Job Emergency: Recommendations One and Two

We should allow families with children to operate as small businesses and deduct the cost spent on home-care personnel as a business expense.
This post was published on the now-closed HuffPost Contributor platform. Contributors control their own work and posted freely to our site. If you need to flag this entry as abusive, send us an email.

A job may be broadly defined as any activity which one is paid to perform. If an employer is a taxpayer supported entity certainly we must insist that such activities be worthwhile, productive, and in some way must contribute to the common good. Since we are constantly surrounded with important dormant activity possibilities finding one half of the requirement for job production is not a problem. Revenue to provide payment - the second requirement - is the vital challenge.

But the Obama stimulus package started with this overwhelming challenge already resolved. The dollars have been there since the date of passage of the Recovery Act. Why then do the Washington bureaucrats find it so difficult to create jobs?

Immediately, tomorrow morning: ninety per cent of the schools in America could gainfully employ an entry-level contingent of Classroom Aides, Family Liaison Workers, Janitorial Assistants, Health Information Aides, Assistant Coaches. In every poor community there is an ample supply of bright individuals who, with a minimum amount of orientation, could ease the pressures on the teaching personnel and improve the quality of education.

The fact that these kinds of jobs can only be financed for a year or two is not an acceptable excuse. Well-documented programs show that large numbers of entry level workers can be jump-started onto a course that leads them to seek upward mobility through education or inspire them to search out higher paying jobs. In 1967, as a result of a mandate of the Johnson War on Poverty, Local Education Agencies receiving federal funds were forced to work in collaboration with the designated local anti-poverty agencies. Under the leadership of Mayor John Lindsay sixteen thousand "paraprofessionals" were hired by the New York City school system and paid with federal community action funds.

When Congress began siphoning off the funding for this group, the "system" and the "union" united and found ways to retain most of them. Teaching scholarships encouraged upward career mobility; assistance with Civil Service Tests helped to place many in permanent clerical positions; and a large portion of these community based school workers benefited from the establishment of new merit based positions related to education. The United Federation of Teachers has a special division consisting of several thousand of these special workers.

Through a slower process but covering more enrollees over a longer period of time the Head Start Programs have moved unemployed parents through a similar upward mobility process. Some Head Start pioneers have even succeeded in high-level political careers. Wages that helped to produce better prepared primary school students also produced better-fed families.

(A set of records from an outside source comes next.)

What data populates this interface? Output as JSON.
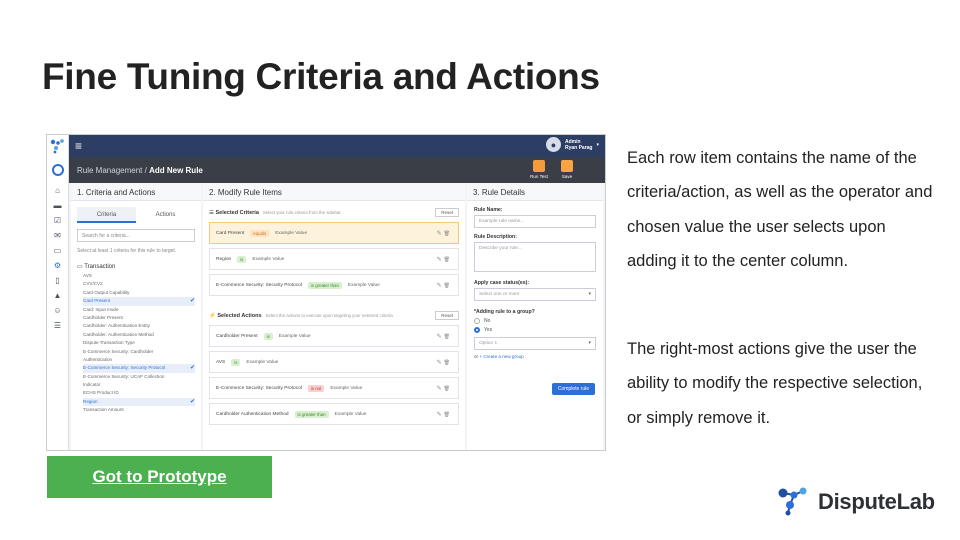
{
  "slide": {
    "title": "Fine Tuning Criteria and Actions",
    "prototype_button": "Got to Prototype",
    "description_1": "Each row item contains the name of the criteria/action, as well as the operator and chosen value the user selects upon adding it to the center column.",
    "description_2": "The right-most actions give the user the ability to modify the respective selection, or simply remove it.",
    "brand": "DisputeLab"
  },
  "app": {
    "user_role": "Admin",
    "user_name": "Ryan Parag",
    "breadcrumb_parent": "Rule Management",
    "breadcrumb_sep": "/",
    "breadcrumb_current": "Add New Rule",
    "run_test": "Run Test",
    "save": "Save",
    "col1": {
      "title": "1. Criteria and Actions",
      "tab_criteria": "Criteria",
      "tab_actions": "Actions",
      "search_placeholder": "Search for a criteria...",
      "hint": "Select at least 1 criteria for this rule to target.",
      "group": "Transaction",
      "items": [
        {
          "label": "AVS",
          "selected": false
        },
        {
          "label": "CVV/CV2",
          "selected": false
        },
        {
          "label": "Card Output Capability",
          "selected": false
        },
        {
          "label": "Card Present",
          "selected": true
        },
        {
          "label": "Card: Input mode",
          "selected": false
        },
        {
          "label": "Cardholder Present",
          "selected": false
        },
        {
          "label": "Cardholder: Authentication Entity",
          "selected": false
        },
        {
          "label": "Cardholder: Authentication Method",
          "selected": false
        },
        {
          "label": "Dispute Transaction Type",
          "selected": false
        },
        {
          "label": "E-Commerce Security: Cardholder",
          "selected": false
        },
        {
          "label": "Authentication",
          "selected": false
        },
        {
          "label": "E-Commerce Security: Security Protocol",
          "selected": true
        },
        {
          "label": "E-Commerce Security: UCAF Collection",
          "selected": false
        },
        {
          "label": "Indicator",
          "selected": false
        },
        {
          "label": "ECHS Product ID",
          "selected": false
        },
        {
          "label": "Region",
          "selected": true
        },
        {
          "label": "Transaction Amount",
          "selected": false
        }
      ]
    },
    "col2": {
      "title": "2. Modify Rule Items",
      "criteria_header": "Selected Criteria",
      "criteria_hint": "Select your rule criteria from the sidebar.",
      "actions_header": "Selected Actions",
      "actions_hint": "Select the actions to execute upon targeting your selected criteria.",
      "reset": "Reset",
      "criteria": [
        {
          "name": "Card Present",
          "op": "equals",
          "op_color": "orange",
          "value": "Example Value",
          "highlight": true
        },
        {
          "name": "Region",
          "op": "is",
          "op_color": "green",
          "value": "Example Value",
          "highlight": false
        },
        {
          "name": "E-Commerce Security: Security Protocol",
          "op": "is greater than",
          "op_color": "green",
          "value": "Example Value",
          "highlight": false
        }
      ],
      "actions": [
        {
          "name": "Cardholder Present",
          "op": "is",
          "op_color": "green",
          "value": "Example Value"
        },
        {
          "name": "AVS",
          "op": "is",
          "op_color": "green",
          "value": "Example Value"
        },
        {
          "name": "E-Commerce Security: Security Protocol",
          "op": "is not",
          "op_color": "red",
          "value": "Example Value"
        },
        {
          "name": "Cardholder Authentication Method",
          "op": "is greater than",
          "op_color": "green",
          "value": "Example Value"
        }
      ]
    },
    "col3": {
      "title": "3. Rule Details",
      "name_label": "Rule Name:",
      "name_placeholder": "Example rule name...",
      "desc_label": "Rule Description:",
      "desc_placeholder": "Describe your rule...",
      "case_label": "Apply case status(es):",
      "case_placeholder": "Select one or more",
      "group_label": "*Adding rule to a group?",
      "no": "No",
      "yes": "Yes",
      "option": "Option 1",
      "or": "or",
      "create_group": "+ Create a new group",
      "complete": "Complete rule"
    }
  },
  "colors": {
    "accent": "#2c6fd6",
    "topbar": "#2c3e63",
    "button": "#4caf50"
  }
}
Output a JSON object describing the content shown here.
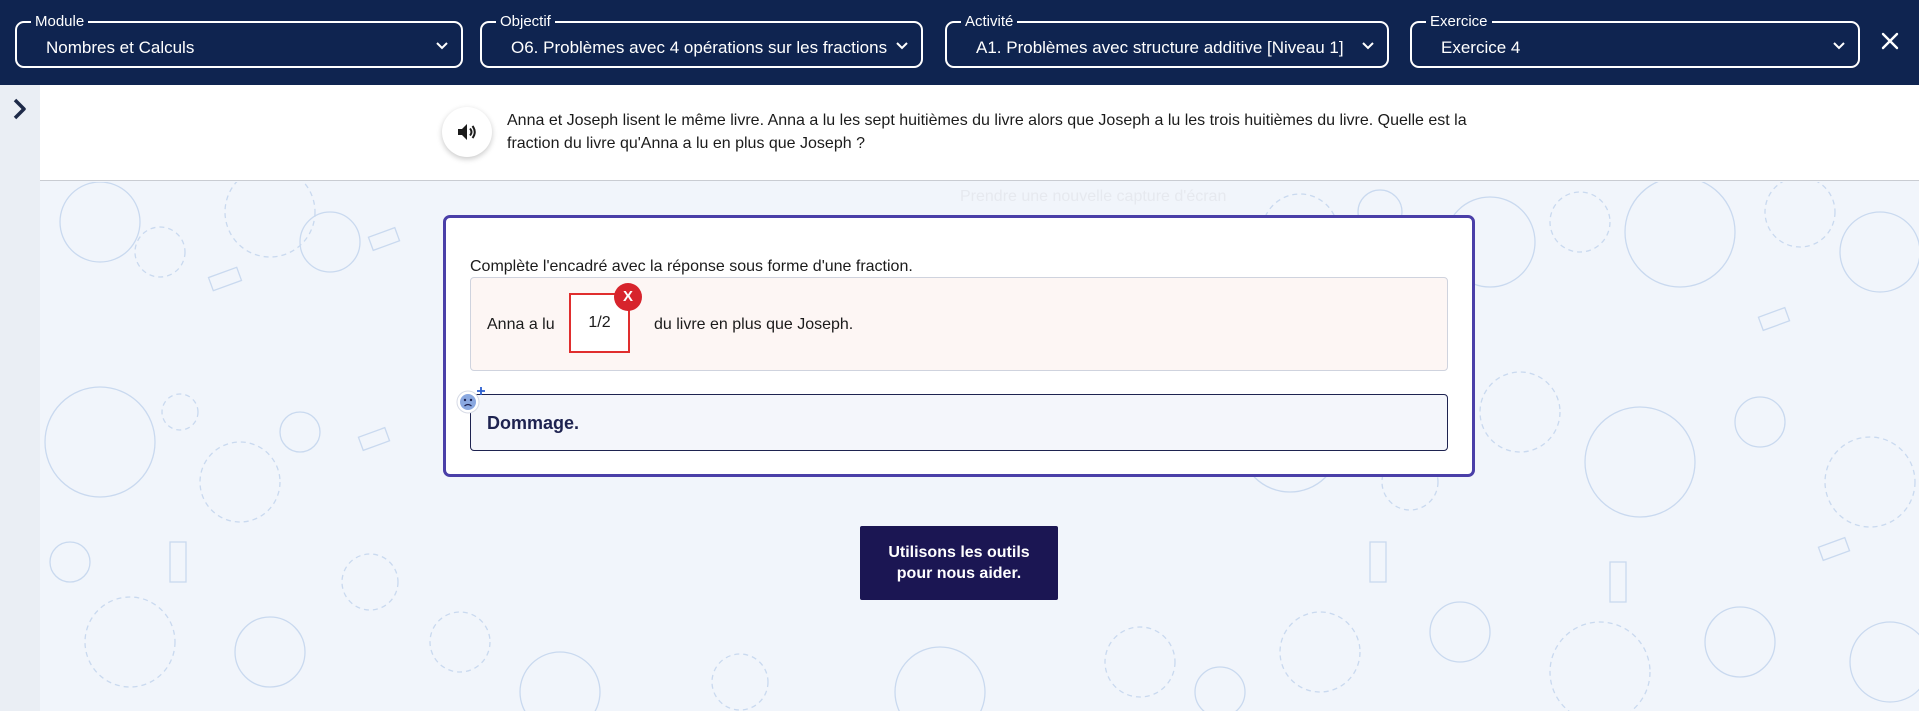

The second job creation recommendation involves using the tax code, which is a vehicle usually reserved for large corporations. Large numbers of low-income workers who rapidly recycle their wages back into the economy should no longer be neglected or ignored. A long-standing symbiotic relationship between home-care personnel and parents - mostly women - working in medical, academia and middle management positions must be understood better. Teaching and nursing shortages can be ended if the cost of childcare can be made more reasonable.

The proposition: Allow families with children to operate as small businesses and deduct the cost spent on home-care personnel as a business expense. As the demand rises for the better-educated workers, parent caretakers would be encouraged to reenter the workforce without the unfair hardships of financing childcare. A large body of low-income heads of households would be reemployed as home nurses and maids, etc. A valuable by-product would be the development of a higher quality, better paid and better trained home-care workforce. To be eligible employing parents must pay no less than the federal minimum wage plus social security, workers compensation, etc. Health care coverage would not be required but instead made available through some government-subsidized arrangement.

Contracting with service agencies would be permitted. Unionization and collective bargaining would be open possibilities for home care workers. Payment to assist with specialist training and education could be negotiated.

In the end this job creation program would also produce the valuable by-product of a more nurturing environment for a segment of the nation's children.

Implementation of both of these programs would be relatively simple. Thousands of workers could be in place by the end of this year.